I get in moods. Sometimes I have this great desire to cut myself and bleed all over this page and then, having been put in really weird positions because of what I say here, I second guess myself. I’m a hesitator! So that’s why I can go long bouts of “I’m not here” and be fine.
Lena Horne just brought me out from my cave.
My first encounter with her was through Fred Sanford (hey, I was a wee kid then so don’t get all hot and bothered about how uncultured I must have been). He loved her so much that every other word was “Lena Horne.” And then the real introduction happened: The Wiz. Her song at the end literally made me cry and I didn’t even really get the whole movie just yet (I was still a kid — I had just enough comprehension to be in my pre-school’s recital to “Brand New Day” - we basically just danced around in a circle but I took it seriously.
Detroit in the 80s and 90s was the best place to grow up. TV 50 played old movies all day on Sunday and my mom would make us omelets while we went from “Abbott and Costello” to “Roman Holiday.” Double feature afternoons were my joy. Every once in a while, they played a great black movie. I do remember “Cabin In The Sky” and being mesmerized by this woman who looked white but surely did not sound white singing.
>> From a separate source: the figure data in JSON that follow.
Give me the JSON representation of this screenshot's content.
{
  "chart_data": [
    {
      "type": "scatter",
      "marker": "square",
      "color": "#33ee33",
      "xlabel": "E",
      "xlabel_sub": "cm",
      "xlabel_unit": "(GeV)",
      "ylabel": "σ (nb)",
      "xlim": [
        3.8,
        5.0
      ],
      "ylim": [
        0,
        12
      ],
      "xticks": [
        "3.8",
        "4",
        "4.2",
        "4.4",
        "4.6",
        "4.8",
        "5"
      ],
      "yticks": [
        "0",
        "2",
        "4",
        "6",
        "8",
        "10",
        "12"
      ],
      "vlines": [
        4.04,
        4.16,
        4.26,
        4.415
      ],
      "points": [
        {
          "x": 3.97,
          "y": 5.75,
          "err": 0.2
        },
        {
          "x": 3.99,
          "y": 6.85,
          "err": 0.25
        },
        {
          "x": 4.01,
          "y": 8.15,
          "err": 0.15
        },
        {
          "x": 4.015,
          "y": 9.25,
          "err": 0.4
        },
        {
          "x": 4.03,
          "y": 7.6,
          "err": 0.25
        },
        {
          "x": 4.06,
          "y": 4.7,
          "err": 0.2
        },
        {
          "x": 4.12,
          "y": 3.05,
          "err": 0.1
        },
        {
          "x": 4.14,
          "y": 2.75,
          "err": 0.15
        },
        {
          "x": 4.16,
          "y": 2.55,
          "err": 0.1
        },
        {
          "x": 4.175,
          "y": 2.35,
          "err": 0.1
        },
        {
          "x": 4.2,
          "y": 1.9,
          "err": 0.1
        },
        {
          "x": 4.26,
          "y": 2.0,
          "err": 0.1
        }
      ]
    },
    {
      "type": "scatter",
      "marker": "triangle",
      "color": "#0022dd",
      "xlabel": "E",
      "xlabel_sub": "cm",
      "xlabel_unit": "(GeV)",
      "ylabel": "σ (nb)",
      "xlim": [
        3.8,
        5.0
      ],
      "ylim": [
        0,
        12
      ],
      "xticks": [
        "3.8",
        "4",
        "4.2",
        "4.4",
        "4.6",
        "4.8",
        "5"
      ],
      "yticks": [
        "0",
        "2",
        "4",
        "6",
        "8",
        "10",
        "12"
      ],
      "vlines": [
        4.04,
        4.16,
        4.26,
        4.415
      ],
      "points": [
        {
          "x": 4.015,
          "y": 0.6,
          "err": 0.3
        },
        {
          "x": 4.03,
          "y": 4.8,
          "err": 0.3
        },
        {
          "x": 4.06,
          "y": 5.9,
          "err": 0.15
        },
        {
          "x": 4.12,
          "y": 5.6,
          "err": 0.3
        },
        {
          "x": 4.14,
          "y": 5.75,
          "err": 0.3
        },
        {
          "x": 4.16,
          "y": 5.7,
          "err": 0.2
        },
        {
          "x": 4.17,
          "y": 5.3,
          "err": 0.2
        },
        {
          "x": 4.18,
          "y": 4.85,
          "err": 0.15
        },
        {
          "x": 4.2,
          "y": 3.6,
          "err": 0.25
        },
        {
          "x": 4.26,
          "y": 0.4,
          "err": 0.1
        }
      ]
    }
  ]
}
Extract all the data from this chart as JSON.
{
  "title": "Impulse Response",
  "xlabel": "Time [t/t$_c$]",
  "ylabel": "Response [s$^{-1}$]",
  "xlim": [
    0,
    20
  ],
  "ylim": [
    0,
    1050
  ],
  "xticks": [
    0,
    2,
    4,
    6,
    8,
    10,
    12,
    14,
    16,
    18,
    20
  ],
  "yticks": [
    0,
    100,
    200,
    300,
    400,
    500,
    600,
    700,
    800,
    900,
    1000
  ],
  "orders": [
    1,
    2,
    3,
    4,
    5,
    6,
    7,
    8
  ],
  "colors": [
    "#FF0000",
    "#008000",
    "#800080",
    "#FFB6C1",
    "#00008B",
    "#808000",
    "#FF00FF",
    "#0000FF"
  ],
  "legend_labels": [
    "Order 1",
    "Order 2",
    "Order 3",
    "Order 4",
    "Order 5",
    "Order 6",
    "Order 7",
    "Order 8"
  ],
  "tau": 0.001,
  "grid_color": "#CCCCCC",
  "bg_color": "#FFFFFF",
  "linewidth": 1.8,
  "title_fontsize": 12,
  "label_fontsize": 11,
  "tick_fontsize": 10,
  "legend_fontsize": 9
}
Later she would have a guest appearance on my other favorite show, “A Different World” playing herself, still beautiful, still high yellow and still sounding like she was one of my distance cousins from Mississippi. No wonder men of my grands age loved her so. She seemed like she would TELL you a thing or two.
In college I researched everything about the then lost age of black film from Oscar Micheaux to Freddie Washington. I devoured Donald Bogle’s Dorothy Dandridge’s bio and ate August Wilson’s “Ma Rainey’s Black Bottom” daily.
There aren’t many Lena Horne-types around anymore and, at 92, her death leaves a gaping hole in our cultural fabric. We are lucky enough that her granddaughter is penning really interesting screenplays right now (”Rachel Getting Married”, etc.) but they don’t come like Lena anymore.
Not sure what box we get to put these losses in: Eartha, Lena…but thank god for celluloid.